Por isso, insisto: divorciar-se do passado não dá certo. Lógica e semanticamente não teríamos chegado aqui sem ele. Simples e eloquentemente assim.
E como o divórcio brasileiro é litigioso, põe-se a culpa no outro. A média dos brasileiros, independentemente da classe social, portanto a maioria equilibrada de nós, põe a culpa no passado pra justificar as omissões presentes dos contemporâneos, de falhas nossas, ausências, omissões, incompetências. Uma mania de nenhuma nobreza que consegue levar nada a lugar nenhum, apenas reafirmar o marasmo que justifica a inação dos pouco corajosos de agora.
E o fato de termos problemas com nosso passado não nos permite que criemos heróis, que os exaltemos na posteridade, que seus exemplos nos inspirem. Nossa admiração é efêmera. Raramente passa por gerações.
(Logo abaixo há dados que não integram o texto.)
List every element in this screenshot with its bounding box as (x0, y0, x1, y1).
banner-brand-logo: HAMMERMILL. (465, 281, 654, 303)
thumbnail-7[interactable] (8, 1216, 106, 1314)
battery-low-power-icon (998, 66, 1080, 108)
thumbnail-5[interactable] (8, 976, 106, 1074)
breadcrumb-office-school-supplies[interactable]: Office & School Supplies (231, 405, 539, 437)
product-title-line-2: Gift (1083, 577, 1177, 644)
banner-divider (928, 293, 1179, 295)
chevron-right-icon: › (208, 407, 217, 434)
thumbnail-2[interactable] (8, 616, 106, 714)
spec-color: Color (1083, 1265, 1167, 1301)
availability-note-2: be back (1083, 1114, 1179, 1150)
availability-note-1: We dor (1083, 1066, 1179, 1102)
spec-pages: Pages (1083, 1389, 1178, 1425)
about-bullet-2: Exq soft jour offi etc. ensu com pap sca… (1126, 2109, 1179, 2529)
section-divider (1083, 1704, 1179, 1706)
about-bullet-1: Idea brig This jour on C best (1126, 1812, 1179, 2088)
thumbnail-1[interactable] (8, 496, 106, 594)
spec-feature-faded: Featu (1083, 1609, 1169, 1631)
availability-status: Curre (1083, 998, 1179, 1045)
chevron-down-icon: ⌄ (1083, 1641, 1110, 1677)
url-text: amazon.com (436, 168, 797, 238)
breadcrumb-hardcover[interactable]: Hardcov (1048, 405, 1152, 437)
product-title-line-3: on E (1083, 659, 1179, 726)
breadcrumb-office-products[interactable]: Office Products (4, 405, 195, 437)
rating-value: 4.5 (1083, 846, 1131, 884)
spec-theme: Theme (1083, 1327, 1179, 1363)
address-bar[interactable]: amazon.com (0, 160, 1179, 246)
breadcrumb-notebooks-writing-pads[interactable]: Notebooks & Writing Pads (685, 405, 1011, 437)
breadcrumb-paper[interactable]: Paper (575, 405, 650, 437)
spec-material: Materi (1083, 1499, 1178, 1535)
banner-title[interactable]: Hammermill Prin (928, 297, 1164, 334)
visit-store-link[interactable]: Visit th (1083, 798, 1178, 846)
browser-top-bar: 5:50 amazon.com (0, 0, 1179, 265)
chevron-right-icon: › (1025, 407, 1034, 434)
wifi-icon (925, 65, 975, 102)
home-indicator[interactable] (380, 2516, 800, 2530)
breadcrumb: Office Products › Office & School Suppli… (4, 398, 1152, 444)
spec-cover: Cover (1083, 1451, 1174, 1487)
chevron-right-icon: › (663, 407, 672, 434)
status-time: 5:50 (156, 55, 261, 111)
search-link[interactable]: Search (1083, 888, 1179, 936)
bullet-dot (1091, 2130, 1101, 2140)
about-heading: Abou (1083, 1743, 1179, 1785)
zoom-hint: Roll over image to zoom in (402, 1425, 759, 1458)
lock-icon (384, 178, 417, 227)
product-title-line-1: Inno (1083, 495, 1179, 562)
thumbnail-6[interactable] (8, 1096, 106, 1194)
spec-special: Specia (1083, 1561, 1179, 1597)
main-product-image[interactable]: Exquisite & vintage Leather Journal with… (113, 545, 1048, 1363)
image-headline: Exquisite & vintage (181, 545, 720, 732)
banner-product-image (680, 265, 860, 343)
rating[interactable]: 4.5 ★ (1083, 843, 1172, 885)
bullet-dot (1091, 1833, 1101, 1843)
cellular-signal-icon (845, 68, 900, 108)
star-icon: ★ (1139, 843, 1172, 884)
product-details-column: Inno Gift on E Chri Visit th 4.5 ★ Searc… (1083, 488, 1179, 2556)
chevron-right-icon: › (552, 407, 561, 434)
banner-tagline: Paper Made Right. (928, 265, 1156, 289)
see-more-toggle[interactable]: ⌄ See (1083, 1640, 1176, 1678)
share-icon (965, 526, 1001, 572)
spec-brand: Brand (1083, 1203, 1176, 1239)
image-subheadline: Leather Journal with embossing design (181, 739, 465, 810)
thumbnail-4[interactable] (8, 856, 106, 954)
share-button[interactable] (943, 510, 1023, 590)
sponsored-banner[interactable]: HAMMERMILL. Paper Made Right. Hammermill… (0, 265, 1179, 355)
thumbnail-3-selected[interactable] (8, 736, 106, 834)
Desconfiamos de nossa história e duvidamos das intenções de seus protagonistas. O “Descobrimento” foi por acaso ou uma armação, a “Independência”, um acordão caro, a “República” veio atrasada e por isso teria menor valor. E é nessa toada que vamos diminuindo a importância e o trabalho de quem nos antecedeu e nos trouxe até aqui.
Não demorará até que alguém questione o mérito até dos medalhistas brasileiros nos Jogos do Rio, sobretudo os do futebol e os de modalidades da “elite”. Dirão que a Alemanha não era tudo isso, que os jogadores brasileiros são milionários – e pelo sucesso deles se distanciam do biótipo social do que essa gente medíocre chama de “o real povo brasileiro”-, ou ainda que certas modalidades não têm inserção da maioria, que são esporte de “rico”, reproduzindo esse indigente argumento da luta de classes.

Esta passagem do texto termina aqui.